U.S. Senators Charles E. Schumer and Kirsten Gillibrand announced that the National Science Foundation (NSF) has awarded $998,750 in federal funding for Stony Brook University. Specifically, the award will provide scholarship support for students who have completed an associate’s degree and who enroll in a STEM major at Stony Brook University. The project will also incorporate a two-week mathematics immersion program and will also make available a network for advising, career and academic support structures.
“As our economy continues to transition to the 21st century, we need our students and education system to keep pace, and that’s why this is a smart investment,” said Schumer. “This NSF award will help prior community college grads meet the demands of today’s specialized STEM industries and receive a four-year education at Stony Brook University, one of the best schools in the nation, without breaking the bank.

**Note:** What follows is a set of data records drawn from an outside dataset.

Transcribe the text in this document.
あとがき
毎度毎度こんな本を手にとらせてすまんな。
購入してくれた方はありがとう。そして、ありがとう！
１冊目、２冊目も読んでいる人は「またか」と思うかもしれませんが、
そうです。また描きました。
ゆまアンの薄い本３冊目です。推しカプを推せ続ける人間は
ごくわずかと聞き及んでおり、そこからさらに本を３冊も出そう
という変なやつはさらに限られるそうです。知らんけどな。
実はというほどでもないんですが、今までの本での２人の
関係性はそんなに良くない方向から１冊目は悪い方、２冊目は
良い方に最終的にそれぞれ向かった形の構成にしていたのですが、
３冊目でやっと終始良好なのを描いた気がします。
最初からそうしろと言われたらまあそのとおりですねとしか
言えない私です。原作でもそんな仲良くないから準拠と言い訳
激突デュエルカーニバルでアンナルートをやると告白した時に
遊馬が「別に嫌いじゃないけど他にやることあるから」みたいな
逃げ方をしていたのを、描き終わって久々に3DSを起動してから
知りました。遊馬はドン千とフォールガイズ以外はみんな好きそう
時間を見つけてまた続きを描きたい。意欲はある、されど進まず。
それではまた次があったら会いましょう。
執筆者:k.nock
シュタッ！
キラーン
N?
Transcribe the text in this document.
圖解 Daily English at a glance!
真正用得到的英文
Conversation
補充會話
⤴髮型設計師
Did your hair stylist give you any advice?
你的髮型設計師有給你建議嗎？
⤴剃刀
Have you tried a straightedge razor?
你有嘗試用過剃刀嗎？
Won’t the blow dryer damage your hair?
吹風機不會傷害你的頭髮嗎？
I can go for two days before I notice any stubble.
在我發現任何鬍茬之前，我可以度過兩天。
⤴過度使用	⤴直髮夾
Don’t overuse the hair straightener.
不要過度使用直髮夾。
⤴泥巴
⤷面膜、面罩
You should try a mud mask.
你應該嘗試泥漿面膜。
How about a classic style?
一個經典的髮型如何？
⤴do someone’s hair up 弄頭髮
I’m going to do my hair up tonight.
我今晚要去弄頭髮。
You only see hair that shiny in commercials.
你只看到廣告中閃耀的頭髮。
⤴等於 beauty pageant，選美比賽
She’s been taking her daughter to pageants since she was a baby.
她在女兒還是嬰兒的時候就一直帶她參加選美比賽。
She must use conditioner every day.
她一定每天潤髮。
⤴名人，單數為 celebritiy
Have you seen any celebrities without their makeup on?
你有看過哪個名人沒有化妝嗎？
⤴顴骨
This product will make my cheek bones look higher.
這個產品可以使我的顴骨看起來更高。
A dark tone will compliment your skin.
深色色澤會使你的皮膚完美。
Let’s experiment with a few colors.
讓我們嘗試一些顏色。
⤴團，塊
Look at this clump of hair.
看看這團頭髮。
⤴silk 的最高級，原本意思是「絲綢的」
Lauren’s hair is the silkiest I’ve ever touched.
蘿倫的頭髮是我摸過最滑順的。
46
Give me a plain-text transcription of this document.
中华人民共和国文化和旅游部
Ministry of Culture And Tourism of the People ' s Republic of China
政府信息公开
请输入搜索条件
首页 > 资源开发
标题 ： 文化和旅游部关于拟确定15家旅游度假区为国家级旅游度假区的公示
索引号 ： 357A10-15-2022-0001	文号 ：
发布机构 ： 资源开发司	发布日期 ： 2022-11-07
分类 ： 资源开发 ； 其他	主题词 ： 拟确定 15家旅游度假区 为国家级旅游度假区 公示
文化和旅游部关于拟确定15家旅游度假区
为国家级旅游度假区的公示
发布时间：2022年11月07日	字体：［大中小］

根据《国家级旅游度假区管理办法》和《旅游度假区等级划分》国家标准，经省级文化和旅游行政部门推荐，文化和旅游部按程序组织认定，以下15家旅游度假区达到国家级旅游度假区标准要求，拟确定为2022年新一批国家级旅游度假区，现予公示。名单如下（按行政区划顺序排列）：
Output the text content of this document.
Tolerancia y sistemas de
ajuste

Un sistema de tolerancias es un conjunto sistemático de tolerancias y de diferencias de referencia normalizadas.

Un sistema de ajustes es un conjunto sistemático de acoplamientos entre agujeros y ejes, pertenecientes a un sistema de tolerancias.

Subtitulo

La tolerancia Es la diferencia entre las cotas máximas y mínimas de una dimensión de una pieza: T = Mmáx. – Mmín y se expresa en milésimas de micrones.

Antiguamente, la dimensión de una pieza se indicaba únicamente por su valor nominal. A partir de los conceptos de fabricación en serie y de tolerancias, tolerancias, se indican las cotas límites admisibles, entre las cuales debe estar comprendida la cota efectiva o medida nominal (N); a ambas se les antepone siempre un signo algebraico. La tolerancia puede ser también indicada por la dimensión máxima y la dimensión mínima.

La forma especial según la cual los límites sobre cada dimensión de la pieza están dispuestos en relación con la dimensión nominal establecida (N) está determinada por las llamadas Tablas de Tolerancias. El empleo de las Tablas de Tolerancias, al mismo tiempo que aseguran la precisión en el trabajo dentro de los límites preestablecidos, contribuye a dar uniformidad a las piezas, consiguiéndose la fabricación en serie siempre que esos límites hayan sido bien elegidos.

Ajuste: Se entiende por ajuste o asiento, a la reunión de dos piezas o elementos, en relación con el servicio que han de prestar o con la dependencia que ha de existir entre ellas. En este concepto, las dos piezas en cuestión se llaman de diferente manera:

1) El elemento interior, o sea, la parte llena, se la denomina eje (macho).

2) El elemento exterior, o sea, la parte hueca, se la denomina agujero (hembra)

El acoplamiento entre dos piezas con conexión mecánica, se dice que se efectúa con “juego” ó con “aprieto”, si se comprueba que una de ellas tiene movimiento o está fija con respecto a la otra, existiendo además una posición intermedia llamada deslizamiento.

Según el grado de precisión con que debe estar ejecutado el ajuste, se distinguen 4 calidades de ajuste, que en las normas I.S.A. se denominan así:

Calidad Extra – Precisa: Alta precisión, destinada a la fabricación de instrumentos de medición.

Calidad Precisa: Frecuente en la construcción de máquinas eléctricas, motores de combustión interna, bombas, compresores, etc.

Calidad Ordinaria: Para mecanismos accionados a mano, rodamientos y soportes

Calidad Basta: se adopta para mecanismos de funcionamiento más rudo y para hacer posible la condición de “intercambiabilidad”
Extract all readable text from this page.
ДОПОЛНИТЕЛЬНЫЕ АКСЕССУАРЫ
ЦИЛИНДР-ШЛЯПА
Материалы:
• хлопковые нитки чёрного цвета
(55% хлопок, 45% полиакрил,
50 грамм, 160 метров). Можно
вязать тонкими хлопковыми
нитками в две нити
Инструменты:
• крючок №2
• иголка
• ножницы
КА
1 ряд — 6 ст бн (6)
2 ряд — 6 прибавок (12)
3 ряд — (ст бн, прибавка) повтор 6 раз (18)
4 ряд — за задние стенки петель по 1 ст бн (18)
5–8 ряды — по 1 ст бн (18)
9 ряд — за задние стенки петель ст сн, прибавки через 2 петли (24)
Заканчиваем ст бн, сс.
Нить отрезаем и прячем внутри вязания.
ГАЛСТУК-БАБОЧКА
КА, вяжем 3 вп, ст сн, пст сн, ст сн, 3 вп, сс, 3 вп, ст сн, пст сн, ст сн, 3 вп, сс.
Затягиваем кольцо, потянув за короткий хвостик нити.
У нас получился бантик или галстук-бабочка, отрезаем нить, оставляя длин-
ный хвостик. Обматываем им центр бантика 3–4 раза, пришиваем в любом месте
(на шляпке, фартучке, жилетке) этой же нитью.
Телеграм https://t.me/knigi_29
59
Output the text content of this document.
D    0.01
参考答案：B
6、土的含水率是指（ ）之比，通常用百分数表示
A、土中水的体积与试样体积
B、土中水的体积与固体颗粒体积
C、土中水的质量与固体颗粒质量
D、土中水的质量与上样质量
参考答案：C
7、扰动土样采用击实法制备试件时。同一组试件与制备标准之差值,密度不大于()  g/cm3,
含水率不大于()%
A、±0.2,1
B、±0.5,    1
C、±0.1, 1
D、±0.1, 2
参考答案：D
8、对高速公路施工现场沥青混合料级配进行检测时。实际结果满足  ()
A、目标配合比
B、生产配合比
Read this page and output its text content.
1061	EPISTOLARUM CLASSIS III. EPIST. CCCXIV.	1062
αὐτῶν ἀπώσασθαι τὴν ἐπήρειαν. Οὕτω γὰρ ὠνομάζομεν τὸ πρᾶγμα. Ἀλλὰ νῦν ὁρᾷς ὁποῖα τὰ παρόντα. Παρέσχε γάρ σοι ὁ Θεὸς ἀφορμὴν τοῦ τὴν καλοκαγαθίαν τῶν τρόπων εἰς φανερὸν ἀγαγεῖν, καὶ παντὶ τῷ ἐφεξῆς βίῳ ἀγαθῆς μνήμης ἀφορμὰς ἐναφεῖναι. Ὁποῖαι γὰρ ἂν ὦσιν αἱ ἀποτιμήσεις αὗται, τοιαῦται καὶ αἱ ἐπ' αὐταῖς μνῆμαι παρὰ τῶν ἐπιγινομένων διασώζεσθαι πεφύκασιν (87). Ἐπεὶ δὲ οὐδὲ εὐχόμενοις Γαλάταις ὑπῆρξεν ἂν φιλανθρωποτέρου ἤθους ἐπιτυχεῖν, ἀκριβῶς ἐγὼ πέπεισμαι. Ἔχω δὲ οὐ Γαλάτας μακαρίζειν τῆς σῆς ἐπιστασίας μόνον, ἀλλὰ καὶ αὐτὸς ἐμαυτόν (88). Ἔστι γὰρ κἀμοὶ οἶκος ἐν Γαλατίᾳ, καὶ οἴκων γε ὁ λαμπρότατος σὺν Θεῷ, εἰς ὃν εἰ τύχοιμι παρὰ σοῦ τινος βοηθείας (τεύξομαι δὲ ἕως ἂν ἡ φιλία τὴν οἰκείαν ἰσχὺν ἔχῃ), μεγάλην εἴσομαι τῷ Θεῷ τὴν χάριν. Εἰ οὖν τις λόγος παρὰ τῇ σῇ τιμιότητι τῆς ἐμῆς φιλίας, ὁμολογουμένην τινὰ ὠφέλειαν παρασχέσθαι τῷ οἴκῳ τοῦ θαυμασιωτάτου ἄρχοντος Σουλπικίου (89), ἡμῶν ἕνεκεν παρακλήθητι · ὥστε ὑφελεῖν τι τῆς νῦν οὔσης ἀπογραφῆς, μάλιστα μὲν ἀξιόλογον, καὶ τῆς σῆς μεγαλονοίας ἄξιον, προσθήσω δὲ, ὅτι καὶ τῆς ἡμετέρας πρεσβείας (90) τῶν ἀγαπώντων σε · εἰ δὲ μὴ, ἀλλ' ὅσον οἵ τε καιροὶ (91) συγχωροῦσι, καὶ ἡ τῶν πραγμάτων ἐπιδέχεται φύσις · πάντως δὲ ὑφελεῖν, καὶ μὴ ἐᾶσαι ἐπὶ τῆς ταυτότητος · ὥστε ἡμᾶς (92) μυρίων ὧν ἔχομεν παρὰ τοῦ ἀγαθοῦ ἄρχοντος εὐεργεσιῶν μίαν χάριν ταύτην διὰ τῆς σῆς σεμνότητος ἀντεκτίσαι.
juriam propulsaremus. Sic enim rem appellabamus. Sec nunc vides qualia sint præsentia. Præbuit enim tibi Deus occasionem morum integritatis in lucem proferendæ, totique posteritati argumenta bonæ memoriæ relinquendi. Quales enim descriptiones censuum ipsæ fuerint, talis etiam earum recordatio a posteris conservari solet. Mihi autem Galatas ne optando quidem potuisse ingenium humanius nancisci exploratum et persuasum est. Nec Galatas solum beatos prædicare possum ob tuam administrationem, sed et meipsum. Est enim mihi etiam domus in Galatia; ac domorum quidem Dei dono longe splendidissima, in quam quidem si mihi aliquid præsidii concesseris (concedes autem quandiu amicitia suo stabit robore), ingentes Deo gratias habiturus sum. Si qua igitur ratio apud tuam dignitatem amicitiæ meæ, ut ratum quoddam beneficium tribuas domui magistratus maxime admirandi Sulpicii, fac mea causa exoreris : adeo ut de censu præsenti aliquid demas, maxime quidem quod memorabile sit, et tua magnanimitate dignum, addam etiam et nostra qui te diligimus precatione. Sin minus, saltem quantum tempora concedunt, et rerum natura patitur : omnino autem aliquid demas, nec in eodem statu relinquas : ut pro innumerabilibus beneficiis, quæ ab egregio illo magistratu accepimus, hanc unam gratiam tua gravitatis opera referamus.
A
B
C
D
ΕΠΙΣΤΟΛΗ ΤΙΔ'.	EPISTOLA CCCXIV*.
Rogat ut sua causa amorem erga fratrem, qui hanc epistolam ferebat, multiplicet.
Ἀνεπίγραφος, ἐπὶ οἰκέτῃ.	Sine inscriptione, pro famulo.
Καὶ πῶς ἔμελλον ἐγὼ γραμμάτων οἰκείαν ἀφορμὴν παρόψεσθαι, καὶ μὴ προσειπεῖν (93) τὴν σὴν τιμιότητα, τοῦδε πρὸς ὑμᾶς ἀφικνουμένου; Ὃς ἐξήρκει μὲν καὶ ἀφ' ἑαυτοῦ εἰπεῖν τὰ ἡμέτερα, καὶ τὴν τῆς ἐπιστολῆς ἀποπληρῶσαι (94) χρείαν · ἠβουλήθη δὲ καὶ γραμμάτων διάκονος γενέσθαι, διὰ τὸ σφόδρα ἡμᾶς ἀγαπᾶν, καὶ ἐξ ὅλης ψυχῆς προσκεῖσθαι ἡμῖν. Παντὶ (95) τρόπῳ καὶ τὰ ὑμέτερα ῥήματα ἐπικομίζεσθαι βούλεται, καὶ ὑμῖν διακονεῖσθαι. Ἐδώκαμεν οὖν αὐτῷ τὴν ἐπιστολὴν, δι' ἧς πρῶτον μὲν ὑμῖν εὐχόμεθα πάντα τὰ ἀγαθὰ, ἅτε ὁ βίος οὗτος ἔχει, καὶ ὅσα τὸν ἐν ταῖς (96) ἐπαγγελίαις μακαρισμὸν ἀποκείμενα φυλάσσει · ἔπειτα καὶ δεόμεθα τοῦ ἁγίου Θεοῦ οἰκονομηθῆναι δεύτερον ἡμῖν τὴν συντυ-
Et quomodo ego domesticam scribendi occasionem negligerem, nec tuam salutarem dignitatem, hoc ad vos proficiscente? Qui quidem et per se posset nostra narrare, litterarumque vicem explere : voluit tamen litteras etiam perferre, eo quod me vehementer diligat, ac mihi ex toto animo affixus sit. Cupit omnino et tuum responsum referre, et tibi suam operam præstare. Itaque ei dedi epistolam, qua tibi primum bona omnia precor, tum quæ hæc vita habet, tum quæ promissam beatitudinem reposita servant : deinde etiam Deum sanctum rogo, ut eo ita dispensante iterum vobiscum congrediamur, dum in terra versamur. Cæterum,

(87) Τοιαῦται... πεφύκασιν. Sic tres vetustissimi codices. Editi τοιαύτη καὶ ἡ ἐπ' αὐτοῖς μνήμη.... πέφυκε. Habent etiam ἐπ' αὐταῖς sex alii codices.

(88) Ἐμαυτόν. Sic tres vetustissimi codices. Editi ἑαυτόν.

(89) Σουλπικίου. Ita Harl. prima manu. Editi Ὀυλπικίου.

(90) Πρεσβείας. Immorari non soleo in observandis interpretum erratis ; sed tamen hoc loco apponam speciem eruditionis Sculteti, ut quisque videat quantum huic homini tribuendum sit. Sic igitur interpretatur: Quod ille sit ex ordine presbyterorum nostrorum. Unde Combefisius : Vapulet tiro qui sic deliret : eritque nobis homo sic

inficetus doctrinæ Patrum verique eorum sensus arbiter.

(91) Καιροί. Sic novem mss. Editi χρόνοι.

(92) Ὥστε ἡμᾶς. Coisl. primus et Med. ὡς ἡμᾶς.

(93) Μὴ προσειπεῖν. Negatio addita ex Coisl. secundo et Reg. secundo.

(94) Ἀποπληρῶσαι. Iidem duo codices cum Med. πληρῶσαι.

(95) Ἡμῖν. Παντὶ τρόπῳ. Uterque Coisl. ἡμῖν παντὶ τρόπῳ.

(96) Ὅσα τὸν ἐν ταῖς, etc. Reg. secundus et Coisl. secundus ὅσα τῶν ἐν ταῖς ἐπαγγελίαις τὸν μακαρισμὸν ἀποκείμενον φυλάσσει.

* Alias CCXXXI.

I will continue to support programs and federal funding opportunities that help New York students prepare for the future and reach their fullest potential.”
According to NSF, Stony Brook University’s College of Engineering and Applied Sciences will establish the project, titled “Academic and Social STEM Excellence for Transfer Students.”
“In order for New York to keep our competitiveness in the 21st century global economy and keep our skilled workforce in the region, we must prepare our students with the education they need for the jobs of the future,” said Senator Gillibrand. “That starts with getting more talented students from diverse backgrounds into the STEM pipeline and developing programs that will introduce students to the many career opportunities in STEM fields. This funding will allow Stony Brook to invest in new opportunities for students to experience STEM fields.”
The project integrates scholarship support with academic support, engagement in research and career preparation through faculty mentoring and internships. The project will also result in a program assessment and assessment of the impact of the program on students’ academic performance. Results will add to the literature in helping community college students achieve successful transitions to four-year colleges.